Another distinguishing feature: in health anxiety, physical symptoms are either absent or mild. The distress comes from the fear itself, not from a heavy burden of actual symptoms. This sets it apart from somatic symptom disorder, where significant physical symptoms are present and cause real impairment, though research suggests the two conditions overlap considerably and respond to the same treatment.

Gauging Your Own Severity

Clinicians often use the Short Health Anxiety Inventory, a 14-item questionnaire scored from 0 to 42. Scores below 18 are typical of people without health anxiety. Scores of 22 or above raise concern in a mental health setting. Above 28 suggests moderate health anxiety, and above 33 suggests substantial health anxiety. You won’t be able to diagnose yourself with a number, but if you recognize the patterns described in this article and they’ve been present for six months or more, that’s enough to justify pursuing help.

What Actually Helps

Cognitive behavioral therapy is the most effective treatment for health anxiety. It works by breaking the cycle at its weakest points: challenging catastrophic interpretations of body sensations, reducing safety behaviors like checking and reassurance-seeking, and gradually teaching your nervous system that the sensations it flags as dangerous are actually harmless. A meta-analysis of clinical trials found a 66% response rate and a 48% remission rate, with effects largely sustained 12 to 18 months after treatment ended.
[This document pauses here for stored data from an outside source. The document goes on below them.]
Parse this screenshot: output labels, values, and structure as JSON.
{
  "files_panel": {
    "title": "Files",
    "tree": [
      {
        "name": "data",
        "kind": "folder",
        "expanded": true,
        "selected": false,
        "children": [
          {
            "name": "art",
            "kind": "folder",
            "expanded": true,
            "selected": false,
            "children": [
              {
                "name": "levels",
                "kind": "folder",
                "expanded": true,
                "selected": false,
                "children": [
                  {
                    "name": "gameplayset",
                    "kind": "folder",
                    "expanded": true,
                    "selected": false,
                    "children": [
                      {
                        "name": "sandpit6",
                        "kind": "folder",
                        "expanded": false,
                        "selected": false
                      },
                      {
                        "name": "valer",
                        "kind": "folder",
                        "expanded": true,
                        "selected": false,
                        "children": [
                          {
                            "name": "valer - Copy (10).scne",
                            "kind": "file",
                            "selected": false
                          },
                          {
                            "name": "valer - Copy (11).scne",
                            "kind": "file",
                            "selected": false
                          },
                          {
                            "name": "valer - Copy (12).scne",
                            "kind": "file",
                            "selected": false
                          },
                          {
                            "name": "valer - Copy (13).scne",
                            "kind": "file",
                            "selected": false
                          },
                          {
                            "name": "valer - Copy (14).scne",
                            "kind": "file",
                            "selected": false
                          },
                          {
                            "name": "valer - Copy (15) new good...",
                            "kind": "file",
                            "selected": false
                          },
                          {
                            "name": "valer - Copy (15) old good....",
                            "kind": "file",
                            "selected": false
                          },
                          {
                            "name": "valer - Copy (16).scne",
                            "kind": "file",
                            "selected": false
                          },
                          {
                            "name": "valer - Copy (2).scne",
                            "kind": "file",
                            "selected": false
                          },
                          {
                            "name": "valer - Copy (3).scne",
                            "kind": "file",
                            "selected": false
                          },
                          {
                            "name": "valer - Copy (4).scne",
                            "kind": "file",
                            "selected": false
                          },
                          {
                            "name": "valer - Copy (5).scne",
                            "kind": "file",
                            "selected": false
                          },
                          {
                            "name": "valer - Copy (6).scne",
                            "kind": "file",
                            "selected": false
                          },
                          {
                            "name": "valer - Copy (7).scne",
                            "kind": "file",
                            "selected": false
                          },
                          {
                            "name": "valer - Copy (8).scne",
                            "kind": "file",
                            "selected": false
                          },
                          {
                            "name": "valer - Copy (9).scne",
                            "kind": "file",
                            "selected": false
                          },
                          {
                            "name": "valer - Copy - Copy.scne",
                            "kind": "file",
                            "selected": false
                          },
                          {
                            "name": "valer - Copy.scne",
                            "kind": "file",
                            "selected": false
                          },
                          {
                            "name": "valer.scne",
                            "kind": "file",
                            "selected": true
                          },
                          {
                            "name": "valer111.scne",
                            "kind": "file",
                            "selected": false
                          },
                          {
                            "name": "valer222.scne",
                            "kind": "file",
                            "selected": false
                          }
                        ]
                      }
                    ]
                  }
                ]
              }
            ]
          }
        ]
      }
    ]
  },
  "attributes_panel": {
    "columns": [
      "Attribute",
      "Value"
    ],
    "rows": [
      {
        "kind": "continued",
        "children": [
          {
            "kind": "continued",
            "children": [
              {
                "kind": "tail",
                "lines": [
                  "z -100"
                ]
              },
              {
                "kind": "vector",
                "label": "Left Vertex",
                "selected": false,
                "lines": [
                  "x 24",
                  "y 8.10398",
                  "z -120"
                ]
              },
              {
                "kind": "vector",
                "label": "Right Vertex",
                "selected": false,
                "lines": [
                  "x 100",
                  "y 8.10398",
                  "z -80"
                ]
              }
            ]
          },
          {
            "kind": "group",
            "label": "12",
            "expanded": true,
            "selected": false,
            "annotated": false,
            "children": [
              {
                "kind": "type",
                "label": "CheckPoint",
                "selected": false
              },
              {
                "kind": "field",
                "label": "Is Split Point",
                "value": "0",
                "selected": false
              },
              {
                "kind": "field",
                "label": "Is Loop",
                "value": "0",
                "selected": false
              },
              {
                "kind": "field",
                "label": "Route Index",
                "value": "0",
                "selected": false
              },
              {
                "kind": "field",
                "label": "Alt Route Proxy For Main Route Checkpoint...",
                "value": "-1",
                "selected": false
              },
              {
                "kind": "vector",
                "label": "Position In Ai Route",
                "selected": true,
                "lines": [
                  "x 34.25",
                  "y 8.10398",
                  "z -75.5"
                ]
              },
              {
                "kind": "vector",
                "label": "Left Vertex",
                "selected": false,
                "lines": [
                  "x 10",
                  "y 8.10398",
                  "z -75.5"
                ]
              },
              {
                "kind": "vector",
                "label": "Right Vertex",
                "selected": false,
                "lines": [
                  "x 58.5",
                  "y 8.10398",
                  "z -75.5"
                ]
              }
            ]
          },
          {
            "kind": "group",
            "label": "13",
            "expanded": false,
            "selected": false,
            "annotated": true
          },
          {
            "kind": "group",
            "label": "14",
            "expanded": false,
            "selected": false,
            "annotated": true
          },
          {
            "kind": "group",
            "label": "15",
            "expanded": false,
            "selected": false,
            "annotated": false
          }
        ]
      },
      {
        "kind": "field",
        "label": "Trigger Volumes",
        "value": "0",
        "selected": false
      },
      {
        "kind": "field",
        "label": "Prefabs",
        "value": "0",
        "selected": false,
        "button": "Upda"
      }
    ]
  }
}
The therapy typically involves learning to identify your specific anxiety cycle (trigger, interpretation, physical response, safety behavior), then systematically testing whether your feared outcomes actually happen when you resist the urge to check or seek reassurance. Over time, the urgency fades. The sensations don’t necessarily stop, but your reaction to them changes. You learn to notice a twinge in your chest and think “that’s probably tension” instead of “that’s probably my heart,” and, critically, to tolerate the uncertainty without needing to prove it.

Tolerating uncertainty is the core skill. Health anxiety thrives on the demand for 100% certainty that you’re okay. No amount of testing or reassurance can provide that, which is why the cycle never ends on its own. Effective treatment doesn’t make you certain you’re healthy. It makes you comfortable enough with not knowing that you can get on with your life.